Make Room For Screen Doors
Hudson was so excited. We'd just returned from our morning walk and as I took his leash off in the living room, he spotted Maddie sitting on our roof deck with her cup of coffee. As is his custom, her wanted to nuzzle her to let her know we were back. So he took off running like the puppy her turns into when he's around the woman who rescued him 12 years ago. As he bounded for her, he went up two steps and smashed into the screen door that stood between him and Maddie.
What a way to start a Monday.
The screen of the door fell to the side, and he snuck through the newly created gap in the doorway and pushed his snout into the side of his now speechless target.

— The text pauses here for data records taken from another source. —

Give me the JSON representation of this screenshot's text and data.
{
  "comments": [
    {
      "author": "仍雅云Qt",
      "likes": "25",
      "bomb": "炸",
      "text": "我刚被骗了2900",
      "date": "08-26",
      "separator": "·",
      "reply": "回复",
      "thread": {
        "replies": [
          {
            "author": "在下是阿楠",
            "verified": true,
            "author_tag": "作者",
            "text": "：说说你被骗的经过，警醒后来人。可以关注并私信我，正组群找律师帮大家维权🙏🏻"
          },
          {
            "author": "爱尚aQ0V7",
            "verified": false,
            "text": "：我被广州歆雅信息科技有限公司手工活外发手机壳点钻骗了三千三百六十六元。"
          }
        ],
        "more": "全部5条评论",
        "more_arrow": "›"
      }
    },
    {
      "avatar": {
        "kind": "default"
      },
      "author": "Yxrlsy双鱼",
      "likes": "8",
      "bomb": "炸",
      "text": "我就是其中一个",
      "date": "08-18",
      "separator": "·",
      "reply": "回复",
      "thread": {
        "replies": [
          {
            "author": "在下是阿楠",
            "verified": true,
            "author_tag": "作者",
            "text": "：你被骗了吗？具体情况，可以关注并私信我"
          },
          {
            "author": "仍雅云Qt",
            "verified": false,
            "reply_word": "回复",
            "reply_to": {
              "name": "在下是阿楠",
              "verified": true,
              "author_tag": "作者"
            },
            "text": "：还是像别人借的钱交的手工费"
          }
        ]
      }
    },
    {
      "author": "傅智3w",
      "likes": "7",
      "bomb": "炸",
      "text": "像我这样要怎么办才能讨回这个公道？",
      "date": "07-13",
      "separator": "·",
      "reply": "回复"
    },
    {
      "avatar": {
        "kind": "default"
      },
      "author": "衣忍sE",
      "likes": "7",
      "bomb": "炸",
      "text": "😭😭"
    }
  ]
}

It took us a full three minutes to stop laughing.
Our roof deck is even more accessible than we knew it could be.
Fast forward 10 hours.
Hudson and I return from our evening walk to see that Maddie is back from her studio. She's catching up on emails from the sunny roof deck, and Hudson spots her again. But this time, when I take off his leash, he runs to the steps and stops.
He stares at her and whines, but he stands still, his front pause up the first step. She calls to him, but he stays put.
I walk over and give his collar a tug toward the outside through the now completely open space where the screen used to be.
He thought the screen was still there.
When he returned inside for his dinner, he stopped from the outside where the screen had been and waited for me to open the now-nonexistent door.
The thing that he'd charged head first into and removed was now the thing keeping him from taking the same action but with the barrier removed.
His experience clearing the obstacle had put a warning sign on his next interaction with the setting of the victory and made him cautious and nervous about doing it again.
Damn, does that feel familiar.
In a conversation about climbing the path in front of us, my good friend Ginny Clarke shared that we often think about our ascent as a linear path, that it would look like we were going from one side of a 2D map up to the other side. But in reality, we are more often circling the mountain as we ascend to the peak. And in that spiral upwards, we experience the same side of the mountain multiple times, but at higher and higher altitudes.
Life isn't linear and doesn't always reward us for having been to this side of the mountain before. It may feel very familiar, but it is further up the mountain. Don't let the feeling of sameness dull your sense of awareness and poise. But remember, you already made it through something like this before; you have what it takes to do it again.
Cheers to your climb - what's come before and what's yet to come.